Tight time/seed pinning for regression tests

determinism:
  clock: "2026-01-01T00:00:00Z"
  seed: 42
  dns: static
 
parallelism:
  replicas: 5
 
scoring:
  pass_threshold: 1.0
  replica_aggregation:
    strategy: all_must_pass     # if any replica fails, scenario fails

Use this when you've already debugged the test and want a hard bar.

Light pinning for "measure consistency"

determinism:
  clock: "2026-01-01T00:00:00Z"
  # No seed — let RNG vary, measure how often it passes.
 
parallelism:
  replicas: 50
 
scoring:
  pass_threshold: 0.9
  replica_aggregation:
    strategy: percentage
    min_pass_rate: 0.85          # 85% of replicas must pass

Use this to measure agent flakiness — "passes 9 out of 10 times" is a real success criterion.

No determinism

For exploratory runs or when realism matters more than reproducibility:

# determinism: omitted entirely

The clock is real, RNG is from /dev/urandom, DNS is live. Failures lack a useful reproducer command but the run is closer to production.
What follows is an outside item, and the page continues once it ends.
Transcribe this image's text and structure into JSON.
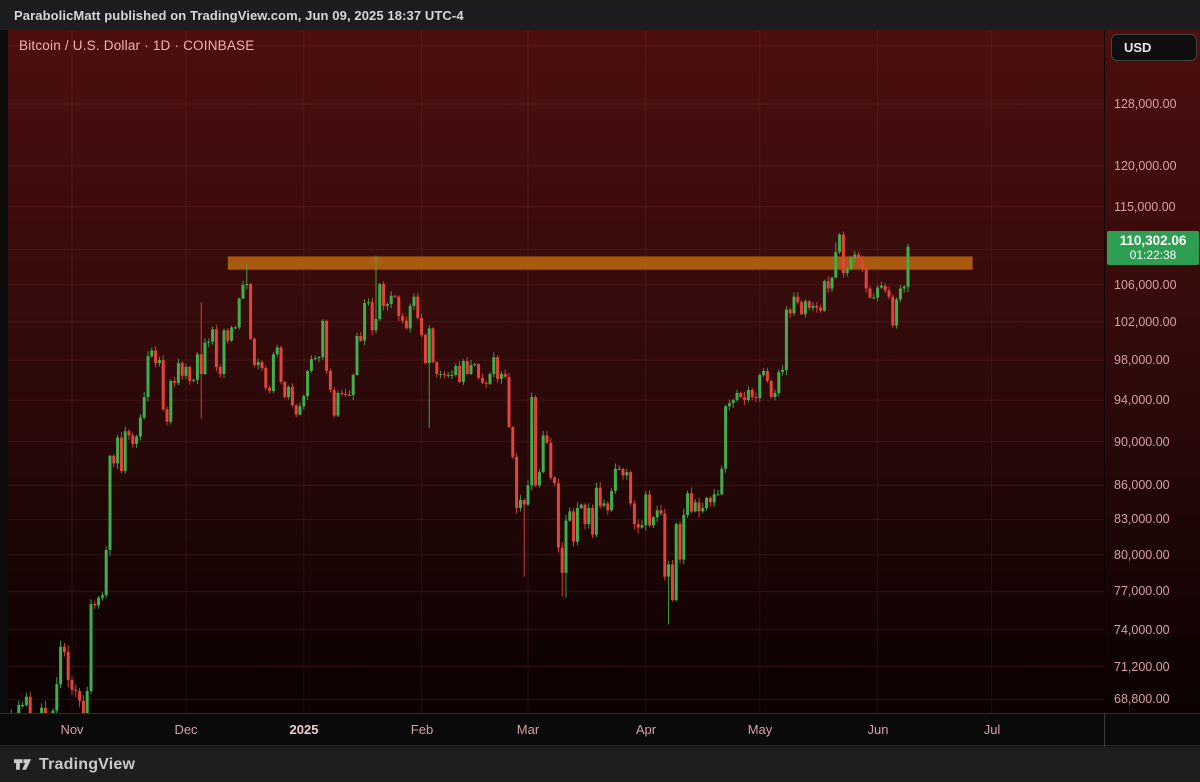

What determinism does NOT control

  • The LLM. Set temperature: 0 in your model parameters, and you reduce non-determinism, but providers still have small drift. Keystone can't make claude-sonnet-4-5 byte-identical across runs.
  • Wall-clock duration. A scenario that takes 12 seconds today might take 14 tomorrow. Use metrics.p95_wall_ms for stability checks, not equality.
  • External APIs. If you let the agent hit api.openai.com, every run sees a fresh server-side state. Mock external APIs (see Network & Audit) for true determinism.